On 23/03/2021 07:45, Anand Jain wrote:
> 
> On 19/03/2021 18:48, Johannes Thumshirn wrote:
>> When a file gets deleted on a zoned file system, the space freed is not
>> returned back into the block group's free space, but is migrated to
>> zone_unusable.
>>
>> As this zone_unusable space is behind the current write pointer it is not
>> possible to use it for new allocations.

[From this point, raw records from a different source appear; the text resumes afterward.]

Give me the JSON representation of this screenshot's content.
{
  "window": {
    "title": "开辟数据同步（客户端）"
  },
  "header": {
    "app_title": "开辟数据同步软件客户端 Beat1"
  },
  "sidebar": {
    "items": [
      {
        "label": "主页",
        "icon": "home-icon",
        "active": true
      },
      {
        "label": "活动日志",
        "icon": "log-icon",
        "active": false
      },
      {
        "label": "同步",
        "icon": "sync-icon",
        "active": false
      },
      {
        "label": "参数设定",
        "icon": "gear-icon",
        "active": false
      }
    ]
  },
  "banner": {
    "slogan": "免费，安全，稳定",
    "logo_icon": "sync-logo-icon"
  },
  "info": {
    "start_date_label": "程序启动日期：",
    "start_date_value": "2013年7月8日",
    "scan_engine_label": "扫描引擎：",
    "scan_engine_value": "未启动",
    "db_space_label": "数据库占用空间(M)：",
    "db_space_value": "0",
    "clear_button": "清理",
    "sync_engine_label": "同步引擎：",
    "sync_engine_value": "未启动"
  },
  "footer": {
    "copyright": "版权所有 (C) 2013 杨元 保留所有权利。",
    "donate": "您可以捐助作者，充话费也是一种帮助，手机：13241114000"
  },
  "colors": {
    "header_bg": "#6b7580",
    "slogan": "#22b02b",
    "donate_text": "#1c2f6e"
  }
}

In the current implementation a
>> zone is reset once all of the block group's space is accounted as zone
>> unusable.
>>
>> This behaviour can lead to premature ENOSPC errors on a busy file system.
>>
>> Instead of only reclaiming the zone once it is completely unusable,
>> kick off a reclaim job once the amount of unusable bytes exceeds a user
>> configurable threshold between 51% and 100%. It can be set per mounted
>> filesystem via the sysfs tunable bg_reclaim_threshold which is set to 75%
>> per default.
>>
>> Similar to reclaiming unused block groups, these dirty block groups are
>> added to a to_reclaim list and then on a transaction commit, the reclaim
>> process is triggered but after we deleted unused block groups, which will
>> free space for the relocation process.
>>
> 
> Still, in the code below, I don't see the zone write pointer reset of
> the zone_unusable done here. Where does that happen? Or what did I miss?

This is indeed correct, relocation doesn't call trim/zone-reset. I've added
a patch to the series taking this into account. Thanks for spotting.